Протухнет. Надо бы в подпол перетаскать, - решает сестра.
Сложила сколько рыбы влезло в тазик и пошла.
А тут, как на грех, заезжие гастролеры из Зоны на
автобусике катят. Отоспались до полудня после удачных
концертов, собрались, да и отправились восвояси. Глядь, а у
забора на зелененькой травке да рыба чуть ли не полуметровая
лежит. Вот это да!
- Эй, Семен, тормози. Рыбки с собой возьмем.
Высыпали из автобуса, на рыбу любуются.
- Где хозяин? - орут. - Почем рыба?
Хозяйка тут выходит с тазиком:
- Брат, мол, не велел рыбу продавать, сказал, свиньям...
- Как так, такую отборную рыбу - и свиньям. Да это же
произвол. Да такую рыбу только на царский стол. Да не бойся, не
обидим, заплатим... - И деньги из кошельков вдруг полезли.
Видно, неплохие дал концерт сборы.
А хозяйка-то всю жизнь в деревне прожила и, что ли,
сробела пред такой шумной труппой или небо в червонцах увидела,
кто знает, только продала она эту рыбу залетным гастролерам...
Результат оказался трагичным. Поклонники долго еще носили
цветы к ранней могилке актрисы, ушедшей в самом расцвете своего
таланта. И долго бродил по театру злой слушок, что отравили
радость нашу, гордость нашу злопыхатели...
Этот рассказ навеял на всех невеселые воспоминания.
- У Мишки вот тоже сестра недавно умерла, да, так вот, -
сказал один из гостей, - еще сорока ей не было. И где что
подцепила?
- Да, у нас здесь немудрено напороться... - согласился
второй.
- Помните? Верину дочку? Трехлетняя умерла от
белокровия... - добавила гостья. - Говорят, последние дни,
такая кроха, поняла, что умирает, и все твердила: "Мама, я не
хочу. Мама, я не хочу..." И все ручонки к матери протягивала.
- Все мы под богом ходим. Анне вот тоже уже лет пять назад
поставили диагноз. Предрекали - года не проживет.
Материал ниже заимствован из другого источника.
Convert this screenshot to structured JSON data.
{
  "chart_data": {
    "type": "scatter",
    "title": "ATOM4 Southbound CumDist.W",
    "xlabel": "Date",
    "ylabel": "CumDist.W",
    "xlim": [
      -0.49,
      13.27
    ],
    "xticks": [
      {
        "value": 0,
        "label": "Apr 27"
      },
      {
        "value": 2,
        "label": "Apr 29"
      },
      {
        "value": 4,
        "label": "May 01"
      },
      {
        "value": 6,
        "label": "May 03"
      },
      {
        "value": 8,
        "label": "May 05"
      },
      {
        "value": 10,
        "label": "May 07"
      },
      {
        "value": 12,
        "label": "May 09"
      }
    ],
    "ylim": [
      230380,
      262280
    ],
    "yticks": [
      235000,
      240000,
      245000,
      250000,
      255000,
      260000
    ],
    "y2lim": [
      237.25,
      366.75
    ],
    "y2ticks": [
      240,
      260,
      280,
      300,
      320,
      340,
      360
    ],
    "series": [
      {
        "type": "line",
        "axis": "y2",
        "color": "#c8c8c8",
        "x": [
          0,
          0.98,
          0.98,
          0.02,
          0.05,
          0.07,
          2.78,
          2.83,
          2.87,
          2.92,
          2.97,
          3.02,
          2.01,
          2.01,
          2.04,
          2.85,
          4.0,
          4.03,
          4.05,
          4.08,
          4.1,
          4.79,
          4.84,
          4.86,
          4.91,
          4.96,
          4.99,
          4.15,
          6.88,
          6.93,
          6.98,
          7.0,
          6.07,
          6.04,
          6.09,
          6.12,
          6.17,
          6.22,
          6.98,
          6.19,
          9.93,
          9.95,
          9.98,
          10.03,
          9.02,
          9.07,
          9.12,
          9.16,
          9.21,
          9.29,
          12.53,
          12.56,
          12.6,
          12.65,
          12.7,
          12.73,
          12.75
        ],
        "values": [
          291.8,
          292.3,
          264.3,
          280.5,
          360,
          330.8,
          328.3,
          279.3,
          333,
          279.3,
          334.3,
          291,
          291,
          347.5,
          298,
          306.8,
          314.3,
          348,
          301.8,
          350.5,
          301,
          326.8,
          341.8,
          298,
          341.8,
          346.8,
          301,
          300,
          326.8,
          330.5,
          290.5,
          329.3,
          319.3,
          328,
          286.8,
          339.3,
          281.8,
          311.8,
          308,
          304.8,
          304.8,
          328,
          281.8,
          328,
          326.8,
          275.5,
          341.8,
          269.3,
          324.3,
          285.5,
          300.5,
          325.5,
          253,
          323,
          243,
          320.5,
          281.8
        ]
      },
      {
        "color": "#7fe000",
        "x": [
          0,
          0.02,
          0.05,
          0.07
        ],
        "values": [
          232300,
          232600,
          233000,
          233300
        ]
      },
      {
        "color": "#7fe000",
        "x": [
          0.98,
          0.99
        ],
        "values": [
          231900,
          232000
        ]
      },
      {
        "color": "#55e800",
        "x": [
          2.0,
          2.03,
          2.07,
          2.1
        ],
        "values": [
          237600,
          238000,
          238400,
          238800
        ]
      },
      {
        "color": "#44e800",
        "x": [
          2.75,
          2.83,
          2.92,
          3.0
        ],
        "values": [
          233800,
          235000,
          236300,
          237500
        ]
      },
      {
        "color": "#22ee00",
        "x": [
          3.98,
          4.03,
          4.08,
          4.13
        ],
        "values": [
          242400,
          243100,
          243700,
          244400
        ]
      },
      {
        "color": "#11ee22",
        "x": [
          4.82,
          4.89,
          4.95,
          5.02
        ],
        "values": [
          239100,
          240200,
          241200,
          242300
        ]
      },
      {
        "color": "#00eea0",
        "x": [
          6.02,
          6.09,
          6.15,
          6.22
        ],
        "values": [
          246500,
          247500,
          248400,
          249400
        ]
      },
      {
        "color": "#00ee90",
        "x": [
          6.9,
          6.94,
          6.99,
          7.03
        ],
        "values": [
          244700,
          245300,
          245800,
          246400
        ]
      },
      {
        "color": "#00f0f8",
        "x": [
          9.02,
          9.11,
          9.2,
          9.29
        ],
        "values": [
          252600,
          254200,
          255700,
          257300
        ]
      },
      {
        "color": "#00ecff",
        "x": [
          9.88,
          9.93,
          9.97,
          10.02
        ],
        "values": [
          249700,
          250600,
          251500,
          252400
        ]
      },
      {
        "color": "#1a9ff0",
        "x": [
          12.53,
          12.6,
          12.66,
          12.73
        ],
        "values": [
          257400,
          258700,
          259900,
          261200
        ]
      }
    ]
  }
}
Слава богу,
пока нормально, - сказал хозяин.
- Только давайте не будем об этом, - прервала грустную
тему хозяйка. - Живым - жить и веселиться...
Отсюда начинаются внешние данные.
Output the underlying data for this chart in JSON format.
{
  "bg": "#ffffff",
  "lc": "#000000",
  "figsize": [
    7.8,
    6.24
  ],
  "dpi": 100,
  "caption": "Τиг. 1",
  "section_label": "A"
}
Забинтованный покружился, покружился по комнате, и Сан
Саныч не очень-то удивился, увидев, что он пристроился рядом.
Как только забинтованный сел, хозяева и гости, почему-то
взявшись за руки, как в хороводе, цепочкой вышли из комнаты.
Сан Саныч попытался встать и последовать за ними, но какая-то
сила властно удерживала его. В это время человек в маске
наливал себе бокал. Руки у него тоже были забинтованы, причем
каждый палец отдельно, и в одном месте между бинтов на
мгновение показалось что-то темное.
- Они пошли смотреть новую компьютерную игрушку, -
каким-то знакомым, успокаивающим голосом произнес человек в
бинтах. - Она есть на твоем компьютере. Твое здоровье, - сказал
он, приподняв бокал и кивнув Сан Санычу. Не дожидаясь ответного
жеста, понес бокал к забинтованному рту. "Интересно, и как он
будет пить через бинты,"- подумал Сан Саныч. Однако незнакомец
как ни в чем не бывало немного отпил и продолжил: - Там, в
компьютерной игрушке, еще есть такой ублюдочный убийца. У него
пистолет, ружье, лазерная пушка. Бегают быкоподобные и летающие
монстры всякие и горы трупов валяются. Мерзопакостное зрелище,
смею заметить.
Голос забинтованного не понравился Сан Санычу сразу.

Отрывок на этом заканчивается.